Don's diary: Military manoeuvres with US marines

四月 4, 2003

Tuesday
Amajuba: Zulu for "the mount of doves". An hour of making steady progress uphill, but the steepest section looms ahead. Below is the road to Laing's Nek, marking the positions from which the British hoped to force the Boers to withdraw almost 122 years ago.

On Sunday I was shovelling snow in Virginia; here in KwaZulu-Natal the temperature is in the 70s and I am on a field trip with 15 US Marines - all majors in their 30s - from my elective course on Victorian small wars, studying battlefields from the Zulu war (1879), the Anglo-Transvaal war (1881) and the South African war (1899-1902).

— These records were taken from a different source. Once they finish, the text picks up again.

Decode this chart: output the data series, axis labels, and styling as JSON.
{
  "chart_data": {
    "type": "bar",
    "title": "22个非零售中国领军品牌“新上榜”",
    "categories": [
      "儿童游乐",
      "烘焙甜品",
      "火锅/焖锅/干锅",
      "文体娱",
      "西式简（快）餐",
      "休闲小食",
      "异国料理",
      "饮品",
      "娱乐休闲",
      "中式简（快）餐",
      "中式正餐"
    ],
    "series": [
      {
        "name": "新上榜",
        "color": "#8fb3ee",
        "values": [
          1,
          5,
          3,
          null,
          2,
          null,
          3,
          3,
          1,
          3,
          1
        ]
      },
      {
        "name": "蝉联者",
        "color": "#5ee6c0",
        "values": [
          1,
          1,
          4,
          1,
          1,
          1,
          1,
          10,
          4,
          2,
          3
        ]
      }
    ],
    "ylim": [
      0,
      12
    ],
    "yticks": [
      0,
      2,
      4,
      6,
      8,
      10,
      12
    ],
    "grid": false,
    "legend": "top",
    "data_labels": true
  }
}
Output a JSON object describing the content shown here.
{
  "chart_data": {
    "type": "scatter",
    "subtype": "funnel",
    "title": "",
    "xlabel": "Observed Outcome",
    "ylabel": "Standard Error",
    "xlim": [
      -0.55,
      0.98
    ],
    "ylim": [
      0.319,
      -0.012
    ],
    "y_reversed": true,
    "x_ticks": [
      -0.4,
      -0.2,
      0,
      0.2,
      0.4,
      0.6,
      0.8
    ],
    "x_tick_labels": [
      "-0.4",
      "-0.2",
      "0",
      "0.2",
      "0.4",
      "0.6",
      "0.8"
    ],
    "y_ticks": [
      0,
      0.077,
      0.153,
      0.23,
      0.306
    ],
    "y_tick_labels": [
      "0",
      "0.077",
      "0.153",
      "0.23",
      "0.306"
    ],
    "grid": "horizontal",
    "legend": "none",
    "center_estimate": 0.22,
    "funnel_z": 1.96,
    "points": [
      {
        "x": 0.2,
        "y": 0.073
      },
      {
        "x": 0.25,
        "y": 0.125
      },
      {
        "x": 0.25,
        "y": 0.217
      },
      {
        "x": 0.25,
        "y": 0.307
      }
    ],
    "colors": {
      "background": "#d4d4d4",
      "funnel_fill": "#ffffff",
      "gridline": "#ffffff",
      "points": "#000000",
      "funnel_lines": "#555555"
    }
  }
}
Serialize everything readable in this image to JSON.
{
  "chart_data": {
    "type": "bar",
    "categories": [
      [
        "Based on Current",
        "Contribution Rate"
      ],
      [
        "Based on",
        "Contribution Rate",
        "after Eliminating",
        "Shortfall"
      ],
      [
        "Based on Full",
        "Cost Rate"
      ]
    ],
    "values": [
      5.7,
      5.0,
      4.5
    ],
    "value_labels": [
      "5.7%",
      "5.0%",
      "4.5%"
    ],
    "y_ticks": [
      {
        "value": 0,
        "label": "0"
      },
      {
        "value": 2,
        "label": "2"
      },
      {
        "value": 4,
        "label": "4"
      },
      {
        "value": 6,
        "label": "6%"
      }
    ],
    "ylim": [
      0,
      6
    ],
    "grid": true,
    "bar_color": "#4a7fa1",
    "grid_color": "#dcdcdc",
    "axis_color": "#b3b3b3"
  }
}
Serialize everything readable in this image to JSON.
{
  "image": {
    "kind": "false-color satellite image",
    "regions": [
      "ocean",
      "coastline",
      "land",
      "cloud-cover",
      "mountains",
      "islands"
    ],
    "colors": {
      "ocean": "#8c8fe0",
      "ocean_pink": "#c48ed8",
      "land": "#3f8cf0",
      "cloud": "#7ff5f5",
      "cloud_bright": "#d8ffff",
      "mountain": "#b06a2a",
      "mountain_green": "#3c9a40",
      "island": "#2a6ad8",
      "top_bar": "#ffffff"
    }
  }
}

Pausing to catch my breath, I am overtaken by one of my students: "Looks like another case of imperial overstretch to me, sir."

Wednesday
Note to self: am too old to climb mountains on successive days.

This time it is an even longer trek to the Devil's Pass on Hlobane where a celebrated Victorian soldier, Redvers Buller, won his Victoria Cross in March 1879 amid the shambles of a catastrophic defeat at the hands of the Zulu.

In the evening, another defeat: England versus India in the World Cup. My charges are sceptical of my view that it is a pity Americans do not play cricket: I argue that, if they routinely played a game for five days with the prospect of absolutely no result, they would be less inherently impatient in the conduct of military affairs.

Friday
The Zulu war site Isandlwana is scene of the greatest colonial defeat suffered by the British, in January 1879. It is good to see how much progress has been made in protecting it since I was here in 1999. The atmosphere seems to get to everyone and a very good discussion, ranging widely over the contrasting British and Zulu strategies and policies, breaks out. They are ever conscious of the contemporary parallels with an imperial power waging distant war in an inhospitable terrain amid a difficult political environment.

Saturday
Our host arranges some clay-pigeon shooting before we set off for the day. Judging by the standard of marksmanship, I don't think an enemy has much to worry about. Later, at Elandslaagte, site of a small-scale action that took place in October 1899 at the start of the South African war, one student reveals that, as a lieutenant, he had to give a presentation on this very battle. It is a day for revelation: hearing the background music during dinner, I inadvertently gain cult status by mentioning that I saw Abba live in Manchester in 1977.

Monday
Overlooking Ladysmith from the Afrikaner Memorial on the Platrand, it is time for concluding themes. One of the Afro-Americans, completing his MA dissertation on the military's potential role in nation building, has been focusing on the lessons of British interventions in Afghanistan. He now concludes that the failure of both South African confederation in the 1870s and the post-1902 settlement are equally valid examples to examine.

Tuesday
Return to Johannesburg for the long flight back to Washington via the Cape Verde islands and Atlanta. With no fewer than three souvenir cricket bats on board, it is appropriate that we find the Canadian cricket team on the same flight home. The lessons of the British imperial military experience are clearly being absorbed after all.

Ian Beckett is professor of military theory at the US Marine Corps University, Quantico, Virginia.